Monmouth College's chapter of ZBT earns fraternity's most prestigious national award
Monmouth, Ill. (07/26/2021) — Score one for the underdogs.
Monmouth College's Delta Lambda chapter of the national fraternity Zeta Beta Tau won the organization's most prestigious award, the Brummer Cup.
May graduate Rodolfo Garcia, who served as president for the 2020 calendar year, also received a national honor, earning ZBT's chapter president award.
The awards were announced Saturday night at the close of ZBT's national convention in Miami. Past recipients of the Brummer Cup have been chapters from Big Ten universities such as Illinois, Purdue and Ohio State, and other large schools, including Vanderbilt and USC.
"They worked so hard for this," said Karen Ogorzalek, Monmouth's associate vice president of student life and co-dean of students. "Large institutions typically win this award, so it's a real feather in the cap for a small liberal arts college like Monmouth. As a fraternity, they do exactly what I would want them to be doing. They've reaped the harvest of all their hard work during what has been a very rough year."
In addition to managing the pandemic so successfully, the fraternity also had to navigate a physical transition from the fraternity complex on the northeast corner of campus to the College's Founders Village living area.
"They decided a couple years ago that they really wanted this, so they looked at past winners and developed a plan for their chapter based off that," said Ogorzalek. "They focused on a few areas, including academics, developing strong leaders, chapter programming and providing better documentation."
In addition to Garcia's development as a leader, current chapter president Jacob Rathgeb '23 of Petersburg, Illinois, served as president of the College's Interfraternity Council in 2020.

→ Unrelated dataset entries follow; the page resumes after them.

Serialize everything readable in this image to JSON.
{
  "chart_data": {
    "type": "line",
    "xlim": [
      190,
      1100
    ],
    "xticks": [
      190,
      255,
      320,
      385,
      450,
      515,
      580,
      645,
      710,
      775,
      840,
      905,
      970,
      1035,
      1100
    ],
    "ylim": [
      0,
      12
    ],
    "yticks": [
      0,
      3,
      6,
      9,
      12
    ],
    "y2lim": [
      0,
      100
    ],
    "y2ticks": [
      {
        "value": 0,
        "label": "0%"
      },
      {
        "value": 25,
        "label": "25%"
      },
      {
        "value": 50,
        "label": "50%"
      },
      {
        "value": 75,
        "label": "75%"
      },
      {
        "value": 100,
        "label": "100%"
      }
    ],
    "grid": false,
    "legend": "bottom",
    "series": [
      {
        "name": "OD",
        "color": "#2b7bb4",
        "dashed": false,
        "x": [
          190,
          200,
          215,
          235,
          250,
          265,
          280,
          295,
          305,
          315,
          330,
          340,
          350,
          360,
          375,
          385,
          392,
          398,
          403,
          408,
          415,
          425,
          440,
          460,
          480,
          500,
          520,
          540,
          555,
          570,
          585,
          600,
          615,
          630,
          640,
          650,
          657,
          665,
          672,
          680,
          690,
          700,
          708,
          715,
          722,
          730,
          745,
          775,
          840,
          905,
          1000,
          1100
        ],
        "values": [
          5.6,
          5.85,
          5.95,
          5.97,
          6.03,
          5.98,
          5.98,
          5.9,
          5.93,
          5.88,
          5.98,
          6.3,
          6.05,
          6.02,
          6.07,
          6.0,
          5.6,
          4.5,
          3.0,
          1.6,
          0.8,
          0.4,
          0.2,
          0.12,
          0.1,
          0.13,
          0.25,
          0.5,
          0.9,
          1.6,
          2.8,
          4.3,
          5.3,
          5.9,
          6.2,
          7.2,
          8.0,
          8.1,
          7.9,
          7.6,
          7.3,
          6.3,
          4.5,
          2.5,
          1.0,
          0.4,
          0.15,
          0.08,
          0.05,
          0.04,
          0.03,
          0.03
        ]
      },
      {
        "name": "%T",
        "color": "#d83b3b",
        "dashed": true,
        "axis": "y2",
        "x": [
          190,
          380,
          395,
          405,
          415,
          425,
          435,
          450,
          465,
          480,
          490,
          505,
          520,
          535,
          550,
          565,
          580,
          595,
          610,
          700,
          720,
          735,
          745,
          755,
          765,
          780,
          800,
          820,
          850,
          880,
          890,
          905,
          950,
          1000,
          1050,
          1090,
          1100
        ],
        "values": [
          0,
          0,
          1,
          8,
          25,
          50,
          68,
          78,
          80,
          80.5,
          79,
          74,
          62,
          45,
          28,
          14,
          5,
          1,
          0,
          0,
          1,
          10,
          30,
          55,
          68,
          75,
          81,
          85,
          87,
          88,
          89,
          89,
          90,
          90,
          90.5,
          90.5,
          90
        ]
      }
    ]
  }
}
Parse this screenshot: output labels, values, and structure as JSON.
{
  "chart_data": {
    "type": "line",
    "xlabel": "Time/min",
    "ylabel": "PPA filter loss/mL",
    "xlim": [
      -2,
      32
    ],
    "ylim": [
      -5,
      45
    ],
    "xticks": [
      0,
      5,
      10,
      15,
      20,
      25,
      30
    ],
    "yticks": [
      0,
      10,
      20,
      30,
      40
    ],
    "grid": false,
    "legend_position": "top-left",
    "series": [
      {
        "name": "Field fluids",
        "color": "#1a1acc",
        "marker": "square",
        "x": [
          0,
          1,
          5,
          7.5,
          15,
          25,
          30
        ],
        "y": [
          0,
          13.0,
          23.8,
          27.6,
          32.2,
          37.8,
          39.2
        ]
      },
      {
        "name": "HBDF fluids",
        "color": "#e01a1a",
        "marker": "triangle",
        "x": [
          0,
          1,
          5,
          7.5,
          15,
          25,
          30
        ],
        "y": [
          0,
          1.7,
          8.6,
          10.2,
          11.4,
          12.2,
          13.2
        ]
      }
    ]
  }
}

The Brummer Cup uses a point system, with chapters reporting on a number of areas, including academics, programming, involvement, recruitment, risk management and philanthropy.
In the classroom, the men of ZBT had an outstanding spring, posting a group GPA of 3.26, which was above the average for Monmouth's Greek students and male students.

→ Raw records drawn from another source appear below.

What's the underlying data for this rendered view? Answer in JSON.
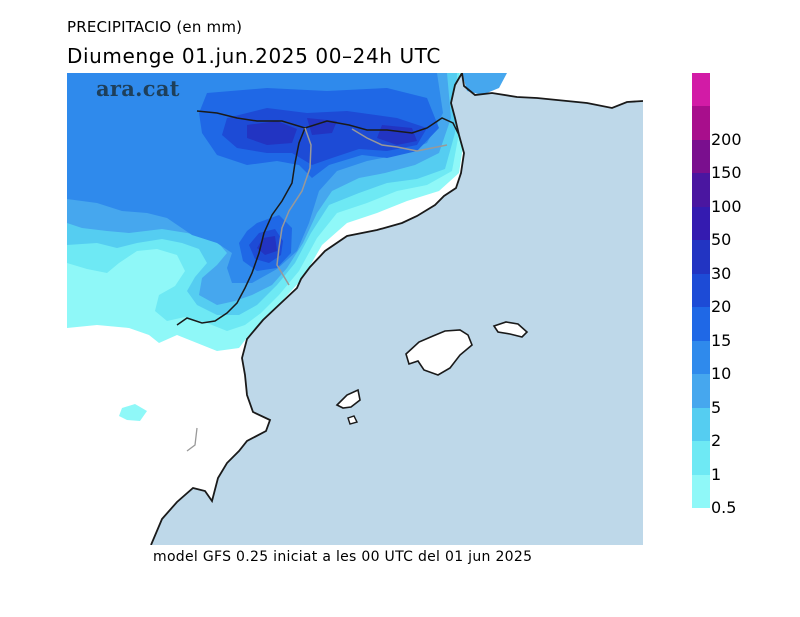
{
  "header": {
    "variable": "PRECIPITACIO (en mm)",
    "date_line": "Diumenge  01.jun.2025  00–24h  UTC"
  },
  "logo": {
    "text": "ara.cat"
  },
  "footer": {
    "text": "model GFS 0.25 iniciat a les 00 UTC del 01 jun 2025"
  },
  "colors": {
    "sea": "#bed8e9",
    "land": "#ffffff",
    "coast": "#1a1a1a",
    "border": "#999999"
  },
  "legend": {
    "levels": [
      {
        "label": "0.5",
        "color": "#8ff8f8"
      },
      {
        "label": "1",
        "color": "#6ee9f4"
      },
      {
        "label": "2",
        "color": "#55cdf1"
      },
      {
        "label": "5",
        "color": "#46a7ee"
      },
      {
        "label": "10",
        "color": "#2f8aec"
      },
      {
        "label": "15",
        "color": "#1f68e6"
      },
      {
        "label": "20",
        "color": "#1d4bd6"
      },
      {
        "label": "30",
        "color": "#2234c2"
      },
      {
        "label": "50",
        "color": "#341bb0"
      },
      {
        "label": "100",
        "color": "#4a16a0"
      },
      {
        "label": "150",
        "color": "#7a0f8e"
      },
      {
        "label": "200",
        "color": "#a80e8c"
      },
      {
        "label": "",
        "color": "#d21ba6"
      }
    ]
  }
}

"In March of 2020, they were sent home, and there's been a lot of remote learning since then," said Ogorzalek. "That they still managed to do so well academically is really phenomenal."
Ogorzalek credited the men, in general, and Garcia, specifically, for navigating the tough year.
"Throughout COVID, Rodolfo really made an effort to reach out and make sure his brothers were OK and that they had what they needed," she said. "He was the glue that kept that chapter together during COVID."
Ogorzalek said ZBT's guidelines during the pandemic "were stricter than the College's."
"Rodolfo was looking out for his guys," she said. "He wanted to make sure that everyone was safe."
Another highlight of ZBT's year was presenting a program on the Holocaust, which featured a virtual presentation by a Holocaust survivor. Earlier this spring, it won the best program honor at the College's Greek life awards ceremony, where Garcia also won the award for chapter president of the year.
Since its founding in 1898 in New York City as the first Jewish collegiate social fraternity, more than 140,000 men have been initiated into Zeta Beta Tau.